Buried in a long Forbes magazine article about Trump’s various conflicts of interest is this tidbit:
In May the prime minister of Georgia made a visit to the White House, where, according to two of Trump's former business partners, the president asked about his old project in the former Soviet republic. — www.forbes.com/...
So President Trump, while in the Oval Office, while representing the United States, pressed a foreign head of state about a personal business deal. That is about as clear a conflict of interest as you could imagine.
Keep in mind, Trump is supposed to have recused himself from all such business dealings, leaving them up to his sons.
The New Yorker reported on this Georgian “deal” extensively last August, and the cast of characters involved is colorful. They include a former chairman of a Khazakh bank who is accused of embezzling several billion dollars from the bank. The family of Khazakh dictator Nursultan Nazarbayev is involved, as is their ultimate political patron, Vladimir Putin.
One foreign deal, a stalled 2011 plan to build a Trump Tower in Batumi, a city on the Black Sea in the Republic of Georgia, has not received much journalistic attention. But the deal, for which Trump was reportedly paid a million dollars, involved unorthodox financial practices that several experts described to me as “red flags” for bank fraud and money laundering; moreover, it intertwined his company with a Kazakh oligarch who has direct links to Russia’s President, Vladimir Putin. As a result, Putin and his security services have access to information that could put them in a position to blackmail Trump. — www.newyorker.com/...

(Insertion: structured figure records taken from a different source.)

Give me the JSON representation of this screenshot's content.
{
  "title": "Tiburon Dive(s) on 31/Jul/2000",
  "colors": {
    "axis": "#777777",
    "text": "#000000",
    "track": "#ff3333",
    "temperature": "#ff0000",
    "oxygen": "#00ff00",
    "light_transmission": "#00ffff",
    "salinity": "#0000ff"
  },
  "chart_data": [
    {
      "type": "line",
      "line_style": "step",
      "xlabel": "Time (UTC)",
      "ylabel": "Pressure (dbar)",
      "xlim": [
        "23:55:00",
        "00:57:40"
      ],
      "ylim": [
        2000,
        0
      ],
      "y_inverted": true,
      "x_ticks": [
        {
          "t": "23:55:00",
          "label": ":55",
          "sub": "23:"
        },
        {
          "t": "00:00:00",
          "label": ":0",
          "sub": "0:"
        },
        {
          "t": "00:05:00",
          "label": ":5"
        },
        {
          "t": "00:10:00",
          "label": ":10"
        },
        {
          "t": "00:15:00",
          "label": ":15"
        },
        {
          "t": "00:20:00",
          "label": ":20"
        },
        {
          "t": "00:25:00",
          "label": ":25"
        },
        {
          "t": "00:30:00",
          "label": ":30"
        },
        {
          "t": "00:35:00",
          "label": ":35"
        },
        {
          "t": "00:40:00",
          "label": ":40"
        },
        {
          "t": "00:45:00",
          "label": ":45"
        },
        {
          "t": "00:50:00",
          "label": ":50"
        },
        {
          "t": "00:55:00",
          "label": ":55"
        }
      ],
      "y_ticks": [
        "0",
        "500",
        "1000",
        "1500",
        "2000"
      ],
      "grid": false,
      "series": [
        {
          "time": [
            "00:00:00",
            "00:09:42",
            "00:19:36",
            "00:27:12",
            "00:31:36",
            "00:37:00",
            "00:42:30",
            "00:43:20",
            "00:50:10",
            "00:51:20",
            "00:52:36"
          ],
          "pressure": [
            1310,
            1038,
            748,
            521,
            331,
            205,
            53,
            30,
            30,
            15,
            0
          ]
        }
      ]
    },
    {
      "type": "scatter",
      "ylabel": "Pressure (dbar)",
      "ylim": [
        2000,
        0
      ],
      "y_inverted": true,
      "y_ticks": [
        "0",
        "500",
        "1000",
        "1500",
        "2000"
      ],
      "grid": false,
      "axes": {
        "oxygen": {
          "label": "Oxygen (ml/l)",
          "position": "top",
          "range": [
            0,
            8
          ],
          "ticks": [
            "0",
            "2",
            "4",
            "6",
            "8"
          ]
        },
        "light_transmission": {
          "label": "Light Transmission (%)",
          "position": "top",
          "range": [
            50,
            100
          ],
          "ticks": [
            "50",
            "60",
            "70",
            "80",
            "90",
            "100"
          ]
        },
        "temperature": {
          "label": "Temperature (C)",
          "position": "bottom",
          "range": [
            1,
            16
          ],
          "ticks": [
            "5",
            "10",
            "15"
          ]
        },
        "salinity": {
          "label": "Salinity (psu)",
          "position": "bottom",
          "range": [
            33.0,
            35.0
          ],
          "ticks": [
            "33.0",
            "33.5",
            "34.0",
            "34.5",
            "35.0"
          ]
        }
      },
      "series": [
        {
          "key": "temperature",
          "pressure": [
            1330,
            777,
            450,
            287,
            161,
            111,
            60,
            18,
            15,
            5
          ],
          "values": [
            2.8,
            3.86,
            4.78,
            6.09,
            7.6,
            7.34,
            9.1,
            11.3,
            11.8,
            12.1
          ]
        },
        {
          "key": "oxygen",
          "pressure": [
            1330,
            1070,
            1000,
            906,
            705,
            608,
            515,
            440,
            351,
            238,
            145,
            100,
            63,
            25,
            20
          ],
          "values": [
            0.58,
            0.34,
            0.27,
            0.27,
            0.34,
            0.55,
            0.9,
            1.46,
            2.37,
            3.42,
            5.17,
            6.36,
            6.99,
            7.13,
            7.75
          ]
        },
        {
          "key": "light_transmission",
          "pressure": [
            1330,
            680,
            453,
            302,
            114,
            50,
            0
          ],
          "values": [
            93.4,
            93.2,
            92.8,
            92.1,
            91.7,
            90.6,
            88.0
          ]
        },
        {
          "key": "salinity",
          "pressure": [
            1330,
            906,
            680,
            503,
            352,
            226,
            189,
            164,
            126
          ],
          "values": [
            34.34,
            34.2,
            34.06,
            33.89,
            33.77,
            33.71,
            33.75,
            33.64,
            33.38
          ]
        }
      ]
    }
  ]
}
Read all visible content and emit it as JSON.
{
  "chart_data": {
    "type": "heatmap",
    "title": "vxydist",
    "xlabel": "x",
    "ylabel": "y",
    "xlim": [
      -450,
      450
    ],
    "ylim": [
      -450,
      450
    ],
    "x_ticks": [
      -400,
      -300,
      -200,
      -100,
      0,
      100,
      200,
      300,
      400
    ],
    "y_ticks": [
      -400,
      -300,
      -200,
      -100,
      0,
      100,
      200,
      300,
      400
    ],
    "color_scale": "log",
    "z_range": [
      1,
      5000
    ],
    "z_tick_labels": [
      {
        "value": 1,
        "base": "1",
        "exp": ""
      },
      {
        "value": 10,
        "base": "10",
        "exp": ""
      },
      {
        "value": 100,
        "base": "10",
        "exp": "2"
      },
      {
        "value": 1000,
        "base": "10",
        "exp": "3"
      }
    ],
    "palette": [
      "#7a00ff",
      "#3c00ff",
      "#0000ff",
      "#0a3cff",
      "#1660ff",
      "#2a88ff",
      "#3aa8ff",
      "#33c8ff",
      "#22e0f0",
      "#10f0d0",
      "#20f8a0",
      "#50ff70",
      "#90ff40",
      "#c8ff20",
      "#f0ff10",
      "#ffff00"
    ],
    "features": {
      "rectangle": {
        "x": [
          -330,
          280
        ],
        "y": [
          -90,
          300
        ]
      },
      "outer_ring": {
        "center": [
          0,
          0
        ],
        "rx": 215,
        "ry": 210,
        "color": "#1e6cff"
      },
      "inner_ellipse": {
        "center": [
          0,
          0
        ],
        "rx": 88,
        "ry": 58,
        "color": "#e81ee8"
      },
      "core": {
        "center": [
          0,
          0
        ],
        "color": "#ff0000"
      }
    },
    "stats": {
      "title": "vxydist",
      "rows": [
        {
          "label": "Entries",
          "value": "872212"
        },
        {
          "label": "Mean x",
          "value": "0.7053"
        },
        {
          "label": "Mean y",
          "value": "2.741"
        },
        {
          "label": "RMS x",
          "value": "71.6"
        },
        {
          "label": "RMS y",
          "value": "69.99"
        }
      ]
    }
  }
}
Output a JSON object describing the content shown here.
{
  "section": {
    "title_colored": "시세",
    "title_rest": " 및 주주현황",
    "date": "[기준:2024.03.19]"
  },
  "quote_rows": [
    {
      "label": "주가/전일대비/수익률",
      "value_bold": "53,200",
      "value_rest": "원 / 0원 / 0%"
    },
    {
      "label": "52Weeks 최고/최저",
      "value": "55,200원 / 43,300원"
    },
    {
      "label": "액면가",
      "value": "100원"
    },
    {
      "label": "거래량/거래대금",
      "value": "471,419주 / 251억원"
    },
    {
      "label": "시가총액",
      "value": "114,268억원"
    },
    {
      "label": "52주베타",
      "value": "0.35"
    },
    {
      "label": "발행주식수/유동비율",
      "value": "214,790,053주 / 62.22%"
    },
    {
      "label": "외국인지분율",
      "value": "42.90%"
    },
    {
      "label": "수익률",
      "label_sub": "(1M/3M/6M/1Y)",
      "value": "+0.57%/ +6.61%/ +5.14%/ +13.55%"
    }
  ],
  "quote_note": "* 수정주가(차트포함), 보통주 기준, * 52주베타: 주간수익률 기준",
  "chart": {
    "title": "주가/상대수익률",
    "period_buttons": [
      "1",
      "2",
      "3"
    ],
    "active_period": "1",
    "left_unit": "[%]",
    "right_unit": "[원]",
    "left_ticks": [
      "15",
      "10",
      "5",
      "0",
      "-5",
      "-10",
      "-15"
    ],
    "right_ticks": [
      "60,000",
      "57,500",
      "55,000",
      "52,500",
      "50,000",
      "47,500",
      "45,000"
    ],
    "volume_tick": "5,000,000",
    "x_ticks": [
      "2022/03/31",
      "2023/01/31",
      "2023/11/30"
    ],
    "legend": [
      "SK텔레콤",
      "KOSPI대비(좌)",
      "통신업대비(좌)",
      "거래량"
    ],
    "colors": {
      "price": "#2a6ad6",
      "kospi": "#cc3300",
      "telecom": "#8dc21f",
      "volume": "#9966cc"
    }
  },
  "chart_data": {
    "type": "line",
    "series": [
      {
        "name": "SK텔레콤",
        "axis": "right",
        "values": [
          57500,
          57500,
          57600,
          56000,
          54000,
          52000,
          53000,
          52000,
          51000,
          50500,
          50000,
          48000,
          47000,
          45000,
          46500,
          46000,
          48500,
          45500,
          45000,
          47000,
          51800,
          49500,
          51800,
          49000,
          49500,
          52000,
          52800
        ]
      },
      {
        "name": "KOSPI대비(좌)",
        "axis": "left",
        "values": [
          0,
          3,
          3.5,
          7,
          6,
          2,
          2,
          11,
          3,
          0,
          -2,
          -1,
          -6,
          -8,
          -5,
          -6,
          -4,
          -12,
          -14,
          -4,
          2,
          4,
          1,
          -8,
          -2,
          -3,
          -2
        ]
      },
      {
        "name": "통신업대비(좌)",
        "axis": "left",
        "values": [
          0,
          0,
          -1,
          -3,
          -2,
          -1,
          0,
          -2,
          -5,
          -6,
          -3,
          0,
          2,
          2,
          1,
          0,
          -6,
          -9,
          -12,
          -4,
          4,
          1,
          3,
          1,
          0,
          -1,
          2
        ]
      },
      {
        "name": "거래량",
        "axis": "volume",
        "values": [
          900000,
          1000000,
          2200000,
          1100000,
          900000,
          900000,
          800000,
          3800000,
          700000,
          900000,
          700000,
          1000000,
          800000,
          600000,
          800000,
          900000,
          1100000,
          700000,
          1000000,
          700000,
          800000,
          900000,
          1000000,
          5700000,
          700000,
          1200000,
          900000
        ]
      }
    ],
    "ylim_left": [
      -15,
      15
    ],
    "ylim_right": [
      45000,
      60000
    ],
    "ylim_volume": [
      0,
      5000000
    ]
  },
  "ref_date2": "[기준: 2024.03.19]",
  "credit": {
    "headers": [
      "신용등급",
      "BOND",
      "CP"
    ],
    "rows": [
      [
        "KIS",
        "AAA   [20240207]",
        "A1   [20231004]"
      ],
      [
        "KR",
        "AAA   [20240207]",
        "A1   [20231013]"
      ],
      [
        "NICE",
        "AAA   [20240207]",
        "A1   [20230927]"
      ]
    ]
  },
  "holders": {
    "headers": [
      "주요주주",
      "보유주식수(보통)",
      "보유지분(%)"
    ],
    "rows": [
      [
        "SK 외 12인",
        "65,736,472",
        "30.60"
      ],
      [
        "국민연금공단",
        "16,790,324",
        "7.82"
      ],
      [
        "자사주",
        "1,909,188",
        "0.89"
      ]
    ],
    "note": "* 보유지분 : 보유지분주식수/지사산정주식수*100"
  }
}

Of course, the con-men who populate the Trump family businesses are both brazen enough and foolish enough to ignore all signs of risk, both financial and legal. Heck, Trump even tweeted about his Oval Office meeting.
Ross Delston, a prominent anti-money-laundering attorney in Washington, D.C., told me that, if one of his clients approached him with the possibility of entering a licensing relationship with the people involved in the Batumi deal, he “would tell him not to walk away but to run away—to run like hell.” He explained, “There are too many aspects of the deal that don’t make sense, and there’s no way, as an outsider, that you could conduct sufficient due diligence to figure out if it is criminal.” — www.newyorker.com/...
Perhaps belatedly recognizing the risks involved, Trump and his lawyers have become increasingly agitated about scrutiny of their business dealings in Georgia.
President Donald Trump’s attorney Jay Sekulow recently told me that the investigation being led by Robert Mueller, the special counsel appointed by the Justice Department, should focus on one question: whether there was “coördination between the Russian government and people on the Trump campaign.” Sekulow went on, “I want to be really specific. A real-estate deal would be outside the scope of legitimate inquiry.” If he senses “drift” in Mueller’s investigation, he said, he will warn the special counsel’s office that it is exceeding its mandate. The issue will first be raised “informally,” he noted. But if Mueller and his team persist, Sekulow said, he might lodge a formal objection with the Deputy Attorney General, Rod Rosenstein, who has the power to dismiss Mueller and end the inquiry. President Trump has been more blunt, hinting to the Times that he might fire Mueller if the investigation looks too closely at his business dealings. — www.newyorker.com/...
These threats are tactics Trump learned from McCarthy-aide, character-assassin, and bully Roy Cohn. Cohn is the lawyer who convinced the Trumps to counter-sue the Justice Department in the 1970s when they were accused of housing discrimination. Cohn would routinely threaten to sue anyone who opposed him, and taught Trump to:
- Never settle, never surrender.
- Counter-attack, counter-sue immediately.
- No matter what happens, no matter how deeply into the muck you get, claim victory and never admit defeat. — www.vanityfair.com/...
This playbook intimidates enough people to allow you to get away with a lot. It also slows down those who aren’t intimidated, as they doubt themselves and check, cross-check their information. This is why Trump repeatedly threatens and maligns everyone who opposes him.
Trump has reportedly grown irritated with the follow-the-money approach Mueller has taken to the investigation. But it is easy to imagine why Trump's loans, debts, and business empire — which has benefited from money flowing out of Russia — would warrant Mueller's scrutiny as he tries to trace the origins of Russia's interest in the Trump campaign and determine whether Moscow holds any leverage over Trump or his associates. — www.businessinsider.com/...
Roger Stone also learned many of these techniques while working for Richard Nixon. He was later coached by Roy Cohn and used the same bullying tactics while working on Ronald Reagan’s presidential campaign. It was during this campaign that Stone first came into contact with Donald Trump.
Here’s the problem with these tactics, virtually all the people who employed them, Joseph McCarthy, Richard Nixon and Roy Cohn, eventually saw their careers and reputations destroyed. But not before they’d caused immense harm to many others.